In some of these countries – such as Spain, Greece and Turkey – there is a fear that tourist numbers could drop dramatically. Thomas Cook Airlines, the British airline subsidiary, has fallen victim to the group’s collapse, despite it being a profitable part of the company. The loss of the airline will reduce seats to key markets — just this year more than 1.3mn passengers have travelled to Spain on Thomas Cook Airlines.

Unlike the UK, Germany is considering issuing financial aid to Condor, the German airline of the Thomas Cook Group, after Thomas Cook declared bankruptcy. Condor has applied for a bridging loan from the federal government and is awaiting a response, with German media reporting the amount requested was €200m ($220m). The airline is still operating but has stopped taking bookings.

There is now real concern in countries that local businesses could be financially impacted by loss of tourism. The Gambia's government has held an emergency meeting over the collapse of Thomas Cook. There is concern that its collapse will heavily impact tourism which contributes more than 30% of the Gambia's GDP.

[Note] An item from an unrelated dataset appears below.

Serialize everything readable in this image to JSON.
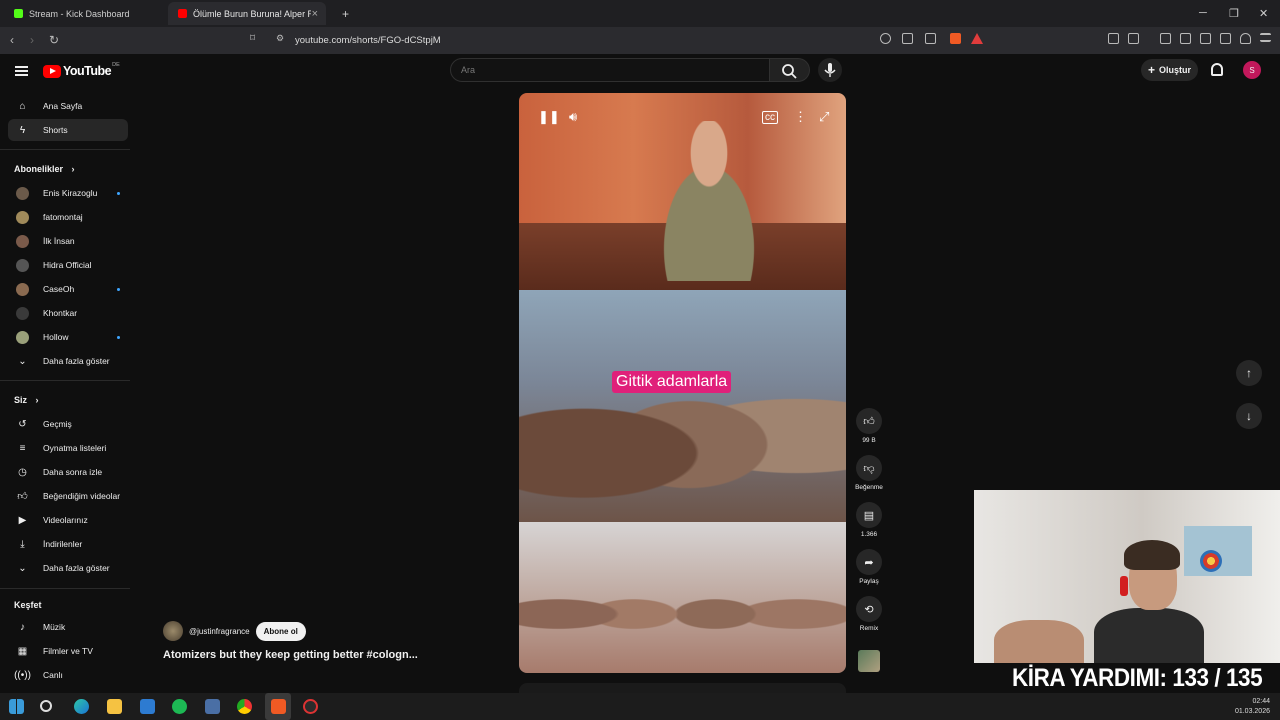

In Cyprus, the loss for hoteliers is around €50mn, according to Cyprus' deputy tourism minister. Thomas Cook owed money for July, August and September.

In India, Goa's Travel and Tourism Association said that the loss of Thomas Cook is a "big, big, blow to the industry."

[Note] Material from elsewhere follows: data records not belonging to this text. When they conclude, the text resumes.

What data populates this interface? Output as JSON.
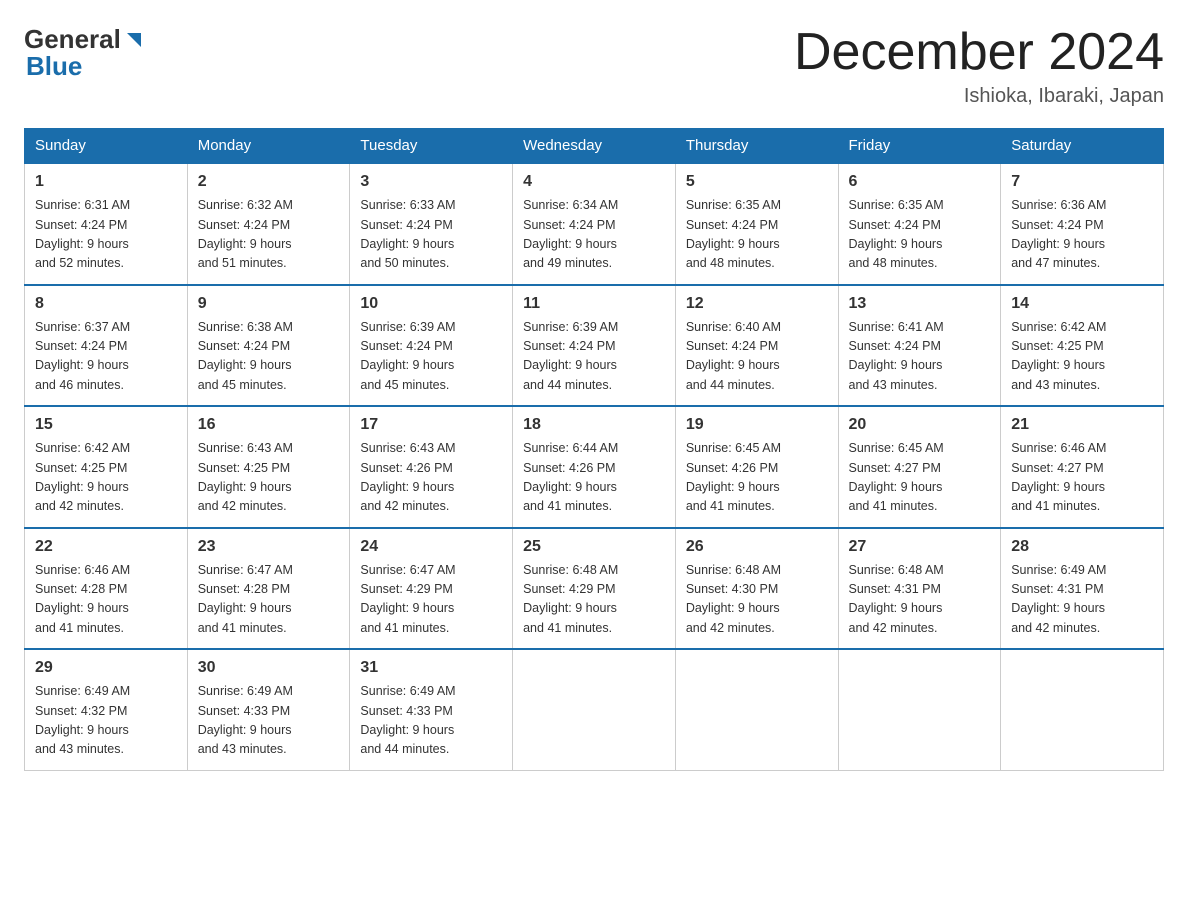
{
  "header": {
    "logo_general": "General",
    "logo_blue": "Blue",
    "title": "December 2024",
    "location": "Ishioka, Ibaraki, Japan"
  },
  "weekdays": [
    "Sunday",
    "Monday",
    "Tuesday",
    "Wednesday",
    "Thursday",
    "Friday",
    "Saturday"
  ],
  "weeks": [
    [
      {
        "day": "1",
        "sunrise": "6:31 AM",
        "sunset": "4:24 PM",
        "daylight": "9 hours and 52 minutes."
      },
      {
        "day": "2",
        "sunrise": "6:32 AM",
        "sunset": "4:24 PM",
        "daylight": "9 hours and 51 minutes."
      },
      {
        "day": "3",
        "sunrise": "6:33 AM",
        "sunset": "4:24 PM",
        "daylight": "9 hours and 50 minutes."
      },
      {
        "day": "4",
        "sunrise": "6:34 AM",
        "sunset": "4:24 PM",
        "daylight": "9 hours and 49 minutes."
      },
      {
        "day": "5",
        "sunrise": "6:35 AM",
        "sunset": "4:24 PM",
        "daylight": "9 hours and 48 minutes."
      },
      {
        "day": "6",
        "sunrise": "6:35 AM",
        "sunset": "4:24 PM",
        "daylight": "9 hours and 48 minutes."
      },
      {
        "day": "7",
        "sunrise": "6:36 AM",
        "sunset": "4:24 PM",
        "daylight": "9 hours and 47 minutes."
      }
    ],
    [
      {
        "day": "8",
        "sunrise": "6:37 AM",
        "sunset": "4:24 PM",
        "daylight": "9 hours and 46 minutes."
      },
      {
        "day": "9",
        "sunrise": "6:38 AM",
        "sunset": "4:24 PM",
        "daylight": "9 hours and 45 minutes."
      },
      {
        "day": "10",
        "sunrise": "6:39 AM",
        "sunset": "4:24 PM",
        "daylight": "9 hours and 45 minutes."
      },
      {
        "day": "11",
        "sunrise": "6:39 AM",
        "sunset": "4:24 PM",
        "daylight": "9 hours and 44 minutes."
      },
      {
        "day": "12",
        "sunrise": "6:40 AM",
        "sunset": "4:24 PM",
        "daylight": "9 hours and 44 minutes."
      },
      {
        "day": "13",
        "sunrise": "6:41 AM",
        "sunset": "4:24 PM",
        "daylight": "9 hours and 43 minutes."
      },
      {
        "day": "14",
        "sunrise": "6:42 AM",
        "sunset": "4:25 PM",
        "daylight": "9 hours and 43 minutes."
      }
    ],
    [
      {
        "day": "15",
        "sunrise": "6:42 AM",
        "sunset": "4:25 PM",
        "daylight": "9 hours and 42 minutes."
      },
      {
        "day": "16",
        "sunrise": "6:43 AM",
        "sunset": "4:25 PM",
        "daylight": "9 hours and 42 minutes."
      },
      {
        "day": "17",
        "sunrise": "6:43 AM",
        "sunset": "4:26 PM",
        "daylight": "9 hours and 42 minutes."
      },
      {
        "day": "18",
        "sunrise": "6:44 AM",
        "sunset": "4:26 PM",
        "daylight": "9 hours and 41 minutes."
      },
      {
        "day": "19",
        "sunrise": "6:45 AM",
        "sunset": "4:26 PM",
        "daylight": "9 hours and 41 minutes."
      },
      {
        "day": "20",
        "sunrise": "6:45 AM",
        "sunset": "4:27 PM",
        "daylight": "9 hours and 41 minutes."
      },
      {
        "day": "21",
        "sunrise": "6:46 AM",
        "sunset": "4:27 PM",
        "daylight": "9 hours and 41 minutes."
      }
    ],
    [
      {
        "day": "22",
        "sunrise": "6:46 AM",
        "sunset": "4:28 PM",
        "daylight": "9 hours and 41 minutes."
      },
      {
        "day": "23",
        "sunrise": "6:47 AM",
        "sunset": "4:28 PM",
        "daylight": "9 hours and 41 minutes."
      },
      {
        "day": "24",
        "sunrise": "6:47 AM",
        "sunset": "4:29 PM",
        "daylight": "9 hours and 41 minutes."
      },
      {
        "day": "25",
        "sunrise": "6:48 AM",
        "sunset": "4:29 PM",
        "daylight": "9 hours and 41 minutes."
      },
      {
        "day": "26",
        "sunrise": "6:48 AM",
        "sunset": "4:30 PM",
        "daylight": "9 hours and 42 minutes."
      },
      {
        "day": "27",
        "sunrise": "6:48 AM",
        "sunset": "4:31 PM",
        "daylight": "9 hours and 42 minutes."
      },
      {
        "day": "28",
        "sunrise": "6:49 AM",
        "sunset": "4:31 PM",
        "daylight": "9 hours and 42 minutes."
      }
    ],
    [
      {
        "day": "29",
        "sunrise": "6:49 AM",
        "sunset": "4:32 PM",
        "daylight": "9 hours and 43 minutes."
      },
      {
        "day": "30",
        "sunrise": "6:49 AM",
        "sunset": "4:33 PM",
        "daylight": "9 hours and 43 minutes."
      },
      {
        "day": "31",
        "sunrise": "6:49 AM",
        "sunset": "4:33 PM",
        "daylight": "9 hours and 44 minutes."
      },
      null,
      null,
      null,
      null
    ]
  ],
  "labels": {
    "sunrise": "Sunrise:",
    "sunset": "Sunset:",
    "daylight": "Daylight:"
  }
}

In late-September, it’s not uncommon for overcrowded markets to lose financially fragile airlines. The cracks start to show in weaker players that may not have secured enough bookings for the upcoming winter period. Airline executives need to determine the amount of cash needed to carry the airline through the quieter winter period where demand lowers and they can struggle to break even.

For operators such as Thomas Cook, overcapacity was a mere contributor in a dated business model for a viciously competitive 2019. Competitors were not just low-cost airlines, but also full service airlines, online travel agencies, hotel booking sites, Air BnB, the list goes on.

The company was a victim of a disastrous merger in 2007, with soaring debts and an internet revolution in holiday booking. A Europe-wide heatwave in May 2018 reduced holiday demand sharply, as customers stayed in the UK. In 2019, Thomas Cook said British customers were postponing travel plans for the summer because of worsening uncertainty around Brexit.

Elsewhere in Europe, Adria Airways had to temporarily suspend its flights, as the airline attempts to secure emergency funds in order to continue flights beyond September. The likelihood of an injection of fresh capital is slim, and the airline now faces having its Air Operator’s Certificate (AOC) revoked, which would lead to a complete collapse.

Operationally, Adria Airways (a private company, not government owned) has been suffering for a very long time. Its fleet of jets and turboprops often face technical issues which result in multiple flight cancellations per day. Despite being a member of Star Alliance, which helps passengers flow from other member airlines onto Adria flights, the Slovenian carrier faces weak load factors throughout the winter season. Adria often has trouble achieving a 55% occupancy rate on its A319s. While their summer seasons are promising, the summer demand ends abruptly in September.

The Slovenian carrier faces fierce competition across the continent, but specifically from low-cost Eastern European giant Wizz Air — a very profitable airline group, dominating the air travel sector in the region. But even Wizz Air CEO József Váradi has warned that current cost pressures “could mean fares – and those in the wider industry – move up if the cost environment changes”.